The long, hot days of August are upon us, and what better way to make the heat go away than with the time-honored tradition of curling up in front of your computer, mobile device, or TV like some sort of sentient plant? If you agree, here are three Hulu shows to check out this month.
Kindred
Kindred, the television adaptation of Octavia Butler’s classic novel pulls no punches when it comes to showing the viewers exactly how much things sucked in the past. Modern-day author and Black woman Dana James (Mallori Johnson) is living a normal life – until the day she finds herself uncontrollably sucked back into the past. Specifically, the Antebellum South.

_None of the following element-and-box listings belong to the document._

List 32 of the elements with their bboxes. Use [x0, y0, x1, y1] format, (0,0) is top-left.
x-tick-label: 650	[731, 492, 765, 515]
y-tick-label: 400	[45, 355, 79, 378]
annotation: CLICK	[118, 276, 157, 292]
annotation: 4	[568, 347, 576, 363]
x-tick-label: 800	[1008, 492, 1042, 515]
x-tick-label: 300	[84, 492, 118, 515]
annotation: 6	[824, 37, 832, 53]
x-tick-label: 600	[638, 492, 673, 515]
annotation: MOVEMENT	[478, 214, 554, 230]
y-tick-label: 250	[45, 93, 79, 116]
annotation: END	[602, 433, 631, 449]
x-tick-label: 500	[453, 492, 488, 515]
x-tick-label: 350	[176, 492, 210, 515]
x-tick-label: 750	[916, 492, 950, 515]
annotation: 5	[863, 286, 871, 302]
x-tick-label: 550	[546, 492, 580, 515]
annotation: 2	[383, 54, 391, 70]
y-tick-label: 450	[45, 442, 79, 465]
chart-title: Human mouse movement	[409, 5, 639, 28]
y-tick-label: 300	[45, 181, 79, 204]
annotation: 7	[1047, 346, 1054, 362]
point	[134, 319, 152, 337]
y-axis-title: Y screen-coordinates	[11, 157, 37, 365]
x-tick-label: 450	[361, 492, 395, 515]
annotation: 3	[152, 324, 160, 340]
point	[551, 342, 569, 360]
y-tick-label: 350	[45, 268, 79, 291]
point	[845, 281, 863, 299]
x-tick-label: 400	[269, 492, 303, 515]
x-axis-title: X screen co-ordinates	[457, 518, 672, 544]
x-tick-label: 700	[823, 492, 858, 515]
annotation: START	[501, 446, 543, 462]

Now, Dana must struggle to survive in a world of slavery, violence, and hate, a world where the color of her very skin makes her a target.
Superstore
If you needed a tone change after Kindred, we’ve got one for you. We’re going from a skin-crawlingly realistic depiction of the hell that was slavery and all its attendant horrors to Superstore, a wacky sitcom about employees in a big-box store.
The ensemble cast includes Honduran-American associate manager and single mother Amy Sosa (America Ferrera), business school dropout and Amy’s sort-of love interest Jonah Simms (Ben Feldman), undocumented immigrant Mateo Liwanag (Nico Santos), tyrannical store manager Dina Fox (Lauren Ash), pregnant (initially) teenager Cheyenne Lee (Nichole Sakura), and acerbic store announcer Garrett McNeill (Colton Dunn). Together, they experience all the tribulations – and hilarity – that come from working in American customer service.
Schitt’s Creek
Sill in the mood for sitcoms? We’ve got you covered. Schitt’s Creek is a hilarious story that answers the age-old question: what happens when the powerful lose their power?
After their video-store empire collapses (something all too real to former video-store owners), mogul Johnny Rose (Eugene Levy), his wife and former soap opera actress Moira (Catherine O’Hara), and his two children, son David (played by Eugene Levy’s real-life son Daniel) and daughter Alexis (Annie Murphy) are forced to move into the tiny town of Schitt’s Creek (and yes, it’s pronounced exactly the way you think it is), which they once bought as a joke.
Forced into a dingy, run-down motel, the Rose family must find a way to adapt to their drastically-changed living conditions—and get along with their new neighbors. Will they find a way to digest their big helping of humble pie? Only time will tell…
Each of these shows is streaming now on Hulu.